The company said it was informed by a third-party vendor on 7 May that a disk containing the personal information of an unknown number of current and former employees had been lost or stolen.
Data on the disk included names, addresses, Social Security numbers, birth dates and salary data of Lucent employees and their dependents.
In a statement posted Thursday on its website, the company revealed that credit card, bank or password information was not included on the missing disk.
Alcatel-Lucent reported that the disk was either lost or stolen between 5 April and 3 May after being prepared by Hewitt Associates for delivery by UPS to another vendor, Aon Corporation.
The Murray Hill, N.J.-based firm said it had received no indication that the personal information has been misused, but informed state and local authorities and the US Secret Service about the incident.
The company will also provide affected individuals with a year of identity theft protection and credit monitoring.
Affected personnel can also call 1-866-795-8756 for more information on the incident.
Alcatel-Lucent spokeswoman Mary Ward told SCMagazine.com that the firm is not disclosing the number of affected employees for security reasons. A Friday
report in the
Newark Star-Ledger said the number could be as high as 200,000.

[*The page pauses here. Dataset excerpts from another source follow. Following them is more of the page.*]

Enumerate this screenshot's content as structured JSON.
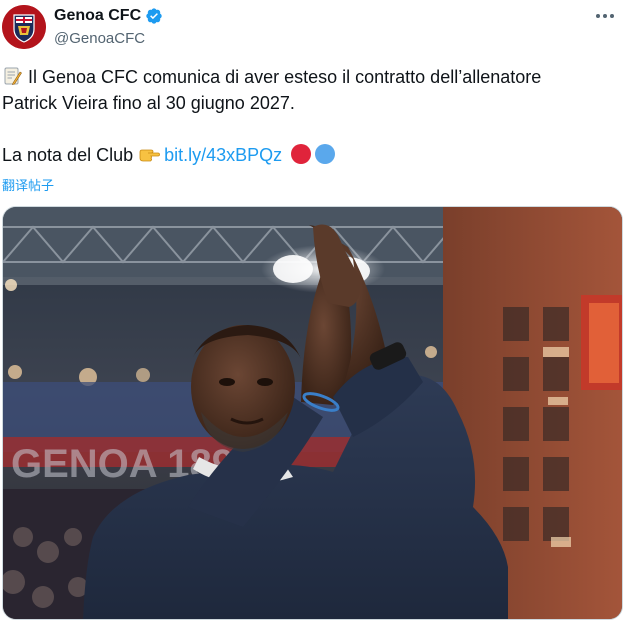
{
  "tweet": {
    "author": {
      "display_name": "Genoa CFC",
      "handle": "@GenoaCFC",
      "verified": true
    },
    "text_line_1": "Il Genoa CFC comunica di aver esteso il contratto dell’allenatore",
    "text_line_2": "Patrick Vieira fino al 30 giugno 2027.",
    "club_note_label": "La nota del Club",
    "link_text": "bit.ly/43xBPQz",
    "translate_label": "翻译帖子",
    "icons": {
      "leading": "memo-icon",
      "pointing": "pointing-right-icon",
      "club_colors": [
        "red-circle-icon",
        "blue-circle-icon"
      ],
      "menu": "more-options-icon"
    }
  },
  "colors": {
    "link": "#1d9bf0",
    "verified": "#1d9bf0",
    "secondary_text": "#536471",
    "club_red": "#e0243b",
    "club_blue": "#5aa8ec"
  }
}
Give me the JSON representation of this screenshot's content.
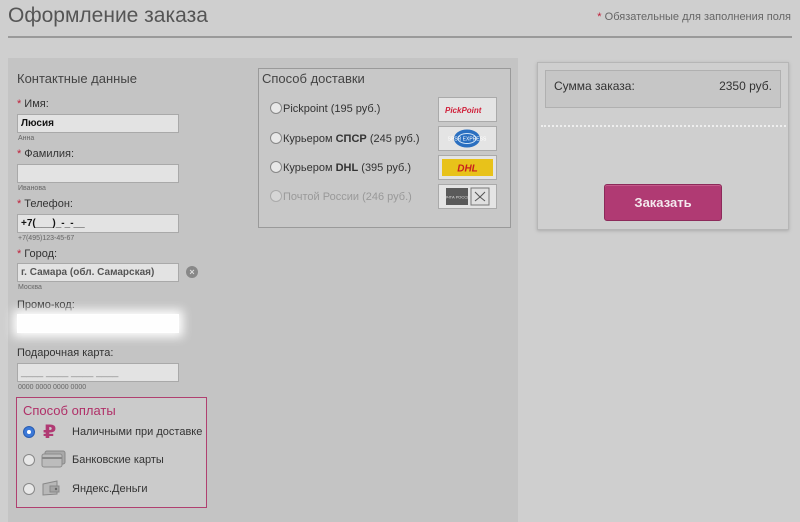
{
  "header": {
    "title": "Оформление заказа",
    "required_star": "*",
    "required_note": "Обязательные для заполнения поля"
  },
  "contact": {
    "title": "Контактные данные",
    "name": {
      "star": "*",
      "label": "Имя:",
      "value": "Люсия",
      "hint": "Анна"
    },
    "surname": {
      "star": "*",
      "label": "Фамилия:",
      "value": "",
      "hint": "Иванова"
    },
    "phone": {
      "star": "*",
      "label": "Телефон:",
      "value": "+7(___)_-_-__",
      "hint": "+7(495)123-45-67"
    },
    "city": {
      "star": "*",
      "label": "Город:",
      "value": "г. Самара (обл. Самарская)",
      "hint": "Москва"
    },
    "promo": {
      "label": "Промо-код:",
      "value": ""
    },
    "gift_card": {
      "label": "Подарочная карта:",
      "placeholder": "____ ____ ____ ____",
      "hint": "0000 0000 0000 0000"
    }
  },
  "payment": {
    "title": "Способ оплаты",
    "options": [
      {
        "label": "Наличными при доставке",
        "icon": "ruble-icon",
        "checked": true
      },
      {
        "label": "Банковские карты",
        "icon": "bank-card-icon",
        "checked": false
      },
      {
        "label": "Яндекс.Деньги",
        "icon": "yandex-money-icon",
        "checked": false
      }
    ]
  },
  "delivery": {
    "title": "Способ доставки",
    "options": [
      {
        "prefix": "Pickpoint",
        "name": "",
        "price": "(195 руб.)",
        "logo_text": "PickPoint",
        "logo": "pickpoint-logo",
        "disabled": false
      },
      {
        "prefix": "Курьером ",
        "name": "СПСР",
        "price": "(245 руб.)",
        "logo_text": "SPSR EXPRESS",
        "logo": "spsr-logo",
        "disabled": false
      },
      {
        "prefix": "Курьером ",
        "name": "DHL",
        "price": "(395 руб.)",
        "logo_text": "DHL",
        "logo": "dhl-logo",
        "disabled": false
      },
      {
        "prefix": "Почтой России",
        "name": "",
        "price": "(246 руб.)",
        "logo_text": "ПОЧТА РОССИИ",
        "logo": "russian-post-logo",
        "disabled": true
      }
    ]
  },
  "summary": {
    "label": "Сумма заказа:",
    "value": "2350 руб.",
    "order_button": "Заказать"
  },
  "colors": {
    "accent": "#b03a73",
    "required": "#c0203a",
    "radio_checked": "#3b78d8"
  }
}
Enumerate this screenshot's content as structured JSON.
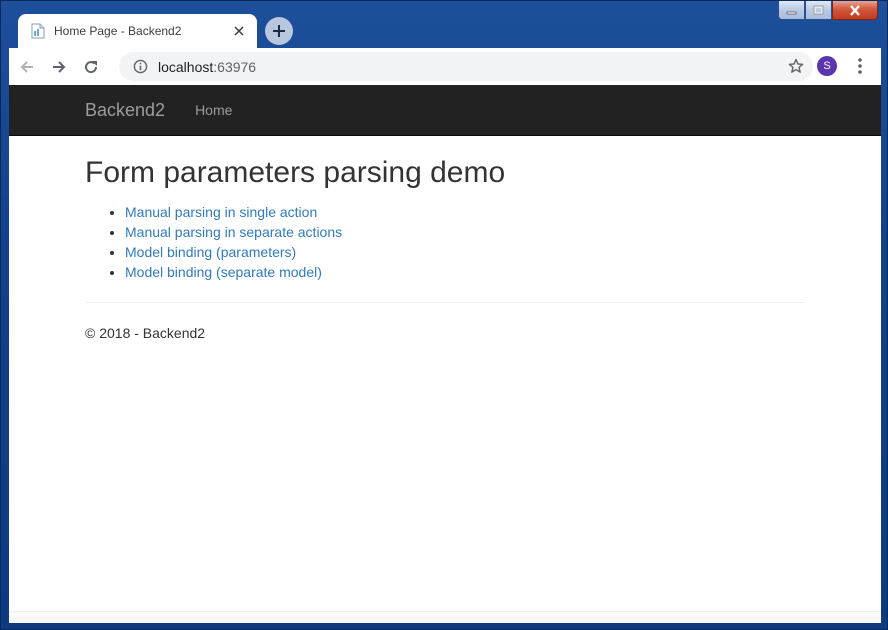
{
  "browser": {
    "tab": {
      "title": "Home Page - Backend2",
      "favicon": "page-icon"
    },
    "new_tab_label": "+",
    "address": {
      "host": "localhost",
      "port": ":63976"
    },
    "profile_initial": "S",
    "colors": {
      "frame": "#1d4f9a",
      "avatar": "#5a35b0"
    }
  },
  "site": {
    "navbar": {
      "brand": "Backend2",
      "items": [
        {
          "label": "Home"
        }
      ]
    },
    "heading": "Form parameters parsing demo",
    "links": [
      {
        "label": "Manual parsing in single action"
      },
      {
        "label": "Manual parsing in separate actions"
      },
      {
        "label": "Model binding (parameters)"
      },
      {
        "label": "Model binding (separate model)"
      }
    ],
    "footer": "© 2018 - Backend2",
    "colors": {
      "navbar_bg": "#222222",
      "link": "#337ab7"
    }
  }
}
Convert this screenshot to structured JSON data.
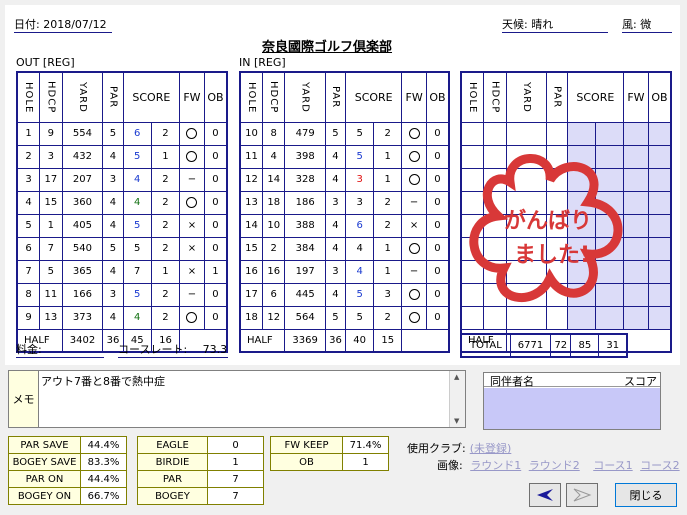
{
  "header": {
    "date_label": "日付:",
    "date_value": "2018/07/12",
    "weather_label": "天候:",
    "weather_value": "晴れ",
    "wind_label": "風:",
    "wind_value": "微",
    "course_name": "奈良國際ゴルフ倶楽部"
  },
  "out": {
    "label": "OUT [REG]",
    "cols": [
      "HOLE",
      "HDCP",
      "YARD",
      "PAR",
      "SCORE",
      "FW",
      "OB"
    ],
    "rows": [
      {
        "hole": "1",
        "hdcp": "9",
        "yard": "554",
        "par": "5",
        "score": "6",
        "putt": "2",
        "fw": "○",
        "ob": "0",
        "color": "blue"
      },
      {
        "hole": "2",
        "hdcp": "3",
        "yard": "432",
        "par": "4",
        "score": "5",
        "putt": "1",
        "fw": "○",
        "ob": "0",
        "color": "blue"
      },
      {
        "hole": "3",
        "hdcp": "17",
        "yard": "207",
        "par": "3",
        "score": "4",
        "putt": "2",
        "fw": "−",
        "ob": "0",
        "color": "blue"
      },
      {
        "hole": "4",
        "hdcp": "15",
        "yard": "360",
        "par": "4",
        "score": "4",
        "putt": "2",
        "fw": "○",
        "ob": "0",
        "color": "green"
      },
      {
        "hole": "5",
        "hdcp": "1",
        "yard": "405",
        "par": "4",
        "score": "5",
        "putt": "2",
        "fw": "×",
        "ob": "0",
        "color": "blue"
      },
      {
        "hole": "6",
        "hdcp": "7",
        "yard": "540",
        "par": "5",
        "score": "5",
        "putt": "2",
        "fw": "×",
        "ob": "0",
        "color": "black"
      },
      {
        "hole": "7",
        "hdcp": "5",
        "yard": "365",
        "par": "4",
        "score": "7",
        "putt": "1",
        "fw": "×",
        "ob": "1",
        "color": "bold"
      },
      {
        "hole": "8",
        "hdcp": "11",
        "yard": "166",
        "par": "3",
        "score": "5",
        "putt": "2",
        "fw": "−",
        "ob": "0",
        "color": "blue"
      },
      {
        "hole": "9",
        "hdcp": "13",
        "yard": "373",
        "par": "4",
        "score": "4",
        "putt": "2",
        "fw": "○",
        "ob": "0",
        "color": "green"
      }
    ],
    "half": {
      "label": "HALF",
      "yard": "3402",
      "par": "36",
      "score": "45",
      "putt": "16"
    }
  },
  "in": {
    "label": "IN [REG]",
    "cols": [
      "HOLE",
      "HDCP",
      "YARD",
      "PAR",
      "SCORE",
      "FW",
      "OB"
    ],
    "rows": [
      {
        "hole": "10",
        "hdcp": "8",
        "yard": "479",
        "par": "5",
        "score": "5",
        "putt": "2",
        "fw": "○",
        "ob": "0",
        "color": "black"
      },
      {
        "hole": "11",
        "hdcp": "4",
        "yard": "398",
        "par": "4",
        "score": "5",
        "putt": "1",
        "fw": "○",
        "ob": "0",
        "color": "blue"
      },
      {
        "hole": "12",
        "hdcp": "14",
        "yard": "328",
        "par": "4",
        "score": "3",
        "putt": "1",
        "fw": "○",
        "ob": "0",
        "color": "red"
      },
      {
        "hole": "13",
        "hdcp": "18",
        "yard": "186",
        "par": "3",
        "score": "3",
        "putt": "2",
        "fw": "−",
        "ob": "0",
        "color": "black"
      },
      {
        "hole": "14",
        "hdcp": "10",
        "yard": "388",
        "par": "4",
        "score": "6",
        "putt": "2",
        "fw": "×",
        "ob": "0",
        "color": "blue"
      },
      {
        "hole": "15",
        "hdcp": "2",
        "yard": "384",
        "par": "4",
        "score": "4",
        "putt": "1",
        "fw": "○",
        "ob": "0",
        "color": "black"
      },
      {
        "hole": "16",
        "hdcp": "16",
        "yard": "197",
        "par": "3",
        "score": "4",
        "putt": "1",
        "fw": "−",
        "ob": "0",
        "color": "blue"
      },
      {
        "hole": "17",
        "hdcp": "6",
        "yard": "445",
        "par": "4",
        "score": "5",
        "putt": "3",
        "fw": "○",
        "ob": "0",
        "color": "blue"
      },
      {
        "hole": "18",
        "hdcp": "12",
        "yard": "564",
        "par": "5",
        "score": "5",
        "putt": "2",
        "fw": "○",
        "ob": "0",
        "color": "black"
      }
    ],
    "half": {
      "label": "HALF",
      "yard": "3369",
      "par": "36",
      "score": "40",
      "putt": "15"
    }
  },
  "extra": {
    "cols": [
      "HOLE",
      "HDCP",
      "YARD",
      "PAR",
      "SCORE",
      "FW",
      "OB"
    ],
    "half_label": "HALF",
    "total": {
      "label": "TOTAL",
      "yard": "6771",
      "par": "72",
      "score": "85",
      "putt": "31"
    },
    "stamp_line1": "がんばり",
    "stamp_line2": "ました!",
    "stamp_color": "#d83838"
  },
  "fee": {
    "label": "料金:",
    "value": ""
  },
  "rating": {
    "label": "コースレート:",
    "value": "73.3"
  },
  "memo": {
    "label": "メモ",
    "text": "アウト7番と8番で熱中症"
  },
  "companions": {
    "name_header": "同伴者名",
    "score_header": "スコア"
  },
  "stats": {
    "col1": [
      [
        "PAR SAVE",
        "44.4%"
      ],
      [
        "BOGEY SAVE",
        "83.3%"
      ],
      [
        "PAR ON",
        "44.4%"
      ],
      [
        "BOGEY ON",
        "66.7%"
      ]
    ],
    "col2": [
      [
        "EAGLE",
        "0"
      ],
      [
        "BIRDIE",
        "1"
      ],
      [
        "PAR",
        "7"
      ],
      [
        "BOGEY",
        "7"
      ]
    ],
    "col3": [
      [
        "FW KEEP",
        "71.4%"
      ],
      [
        "OB",
        "1"
      ]
    ]
  },
  "clubs": {
    "label": "使用クラブ:",
    "link": "(未登録)",
    "image_label": "画像:",
    "links": [
      "ラウンド1",
      "ラウンド2",
      "コース1",
      "コース2"
    ]
  },
  "buttons": {
    "close": "閉じる"
  },
  "colors": {
    "grid": "#1a1a8a",
    "shaded": "#dcdcf8",
    "companion_bg": "#c8c8f8"
  }
}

In a statement, Alcatel-Lucent apologized for the data loss.
"We recognise that we have a responsibility to carefully protect this type of information and deeply regret this loss," said Frank D’Amelio, Alcatel-Lucent chief administrative officer.
"We are taking steps to try to prevent this from happening in the future. In the meantime, we will provide information and assistance to our employees and retirees to help them minimize any potential risk this incident could create for them."
Bill Bartow, vice president of product management at Qualys, told SCMagazine.com that corporations should ensure that outside vendors have acceptable data protection policies in place.
"First you have to have good, solid data security policies within your company, and then you have to extend it to other parties, including outsourcers. Then you have to ensure that they follow that policy," he said.
"Certainly you can audit your business partners to ensure that they have best practices in place for data protection. One of the first things many people do is to classify their data and realise that there are certain types of data that should be treated differently."